Foreign Companies Use US Funds for Own Advertising

Charges of waste and excess prompt calls for reform

REP. Peter Kostmayer (D) of Pennsylvania was so appalled by what he saw as signs of waste and excess in a United States Agriculture Department (USDA) program that pays for the advertising for the products of dozens of foreign-owned companies that he asked the General Accounting Office to investigate the program.

In fact, he got so angry he ordered an investigation by his office into the bankrolling of hundreds of such foreign ads through the Agriculture Department's $200 million-a-year Market Promotion Program (MPP).

What his investigation revealed resulted in his introducing legislation to overhaul the program and attach it to the 1993 House Agriculture spending bill. On March 25 he was to testify before the Senate Agricultural Committee on the MPP.

Some of the expenses for advertising that greatly concerned Mr. Kostmayer are: 1991 funds of $61,000 for Godiva Chocolates, $339,000 for Schenley's International (liquor); a total of $8.6 million to the US Mink Export Council for overseas mink-coat advertising since the program began in 1986; $5,121,000 to Gallo wines. Reforms are sought

A USDA spokesman, Phillip Mackie, assistant administrator of the Foreign Agriculture Service, explained how the disputed program began: "It was legislated in the 1990 farm bill, following on to the 1985 farm bill, as Targeted Export Assistance. The Market Promotion Program was designed into legislation to provide assistance to commodities [and] agricultural products that had been negatively affected in the export market by unfair trade practises of other countries...."

Among the reforms Kostmayer proposes are the following:

* Limit the size of companies allowed to participate to companies earning under $500 million a year.

* Place a $50 million cap on the amount any single company can receive.

* Require that the products advertised be processed in the US and at least 50 percent of the content be grown here.

* Examine whether the US should be promoting the sale of products that have proved to be harmful to the health of people. (Some $12,540,000 has been spent to promote the sale of tobacco products since the program began in 1986.) Large companies prohibited

Such reforms would knock out 80 percent of the largest companies in the program, says Kostmayer. "We would really gear it toward small US companies, as opposed to large multinational corporations.... I'm dubious about taxpayers subsidizing multinational corporations to advertise their products overseas where they could be using their own dollars to do that," he says.

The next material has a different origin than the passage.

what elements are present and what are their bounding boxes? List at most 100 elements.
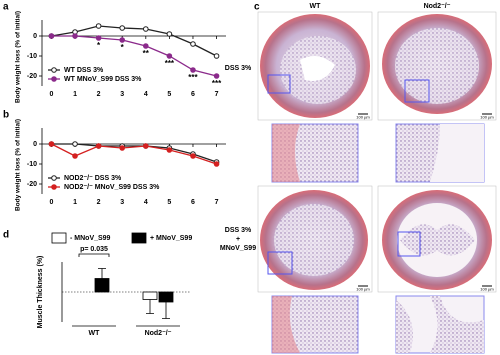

Mr. Mackie says the USDA's position at the hearing today is that "we have administered it [MPP] primarily from the point of view of the producer, within the guidelines of current legislation."

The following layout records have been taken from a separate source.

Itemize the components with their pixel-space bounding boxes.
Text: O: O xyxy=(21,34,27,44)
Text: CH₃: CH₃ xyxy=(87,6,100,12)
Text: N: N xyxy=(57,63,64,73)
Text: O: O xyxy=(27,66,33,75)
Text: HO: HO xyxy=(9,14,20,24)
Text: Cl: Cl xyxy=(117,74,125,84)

He denies that there is waste or excess in the program. "If Congress wants to change the purpose or put additional limits on, that's theirs to do. We feel the funds are being administered properly within the guidelines of the administration."

"We ought not to be responsible for sales of products harmful to people's health," says Kostmayer. He is particularly angry over what he considers "corporate welfare" existing at a time when necessary programs to help people are not being fully funded: "No wonder people are irritated at us [Congress]. They're right. And we're going to give the members of the House a chance sometime before summer to vote on this, to kill this program once and for all," he says.